I don't know of any. When HIV was first discvered there was a race to find out what it's receptor was.
mamapajamas
2nd September 2006, 01:22 PM
Well, let's wait for replication. Afterall, there may be one or two confounders (I learned a new word, ma!) that weren't controlled.
I mean, whatif the two cured were taking one of those highly effective homeopathic rememdies?
I agree. We need to see replication... and we also need to understand that it will take a LONG time for that. After all, a cancer patient isn't considered "cured" for general purposes until he or she has been in remission for five years.
I had cancer back in 1999-2000, and even though my oncologist told me that if the specific type of cancer I had did not reappear within two years it was not going to come back at all (except possibly as a new illness completely unrelated to the first), for insurance purposes and other medical records, I was not pronounced "cured" until five years of remission passed.
I think they're starting to abandon that "five year" thing, I've heard through cancer group channels, because there are so many different kinds of cancer with varying remission records, but I honestly don't know who would make the final "pronouncement" on that ;).
casebro
2nd September 2006, 03:28 PM
Cure? 2 out of 17. This is progress, but using a word like "cure" is, well, so Fox/Cnn. There is a LONG way to go...not the least to figure out how to expand the technology and target other cancers, little less how to determine why the 2 were cured but the 15 weren't. (SNIP)
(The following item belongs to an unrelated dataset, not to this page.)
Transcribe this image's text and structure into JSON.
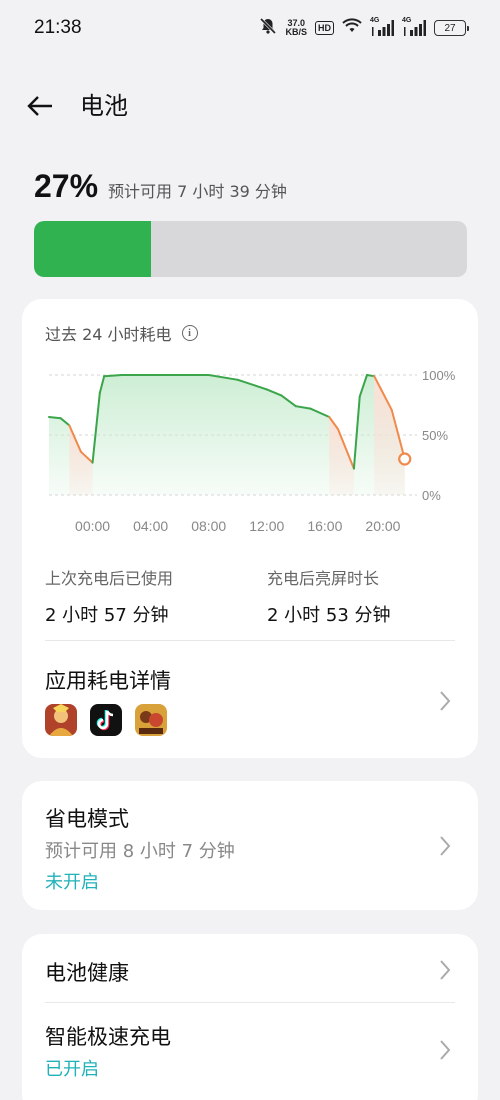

If you re-read the OP, you'll see that that this experiment was performed on 17 hopeless patients. Many of whom had some shrinking of the tumors. There's no question in my mind that if the next trial is on milder cases, there would be a much higher "cure" rate. The OP didn't say anything about the average survival time of those who died, but they were treated when expectations were 3-6 months to live. Sounds kinda late to expect any life extension... 11% is phenominal at that late date.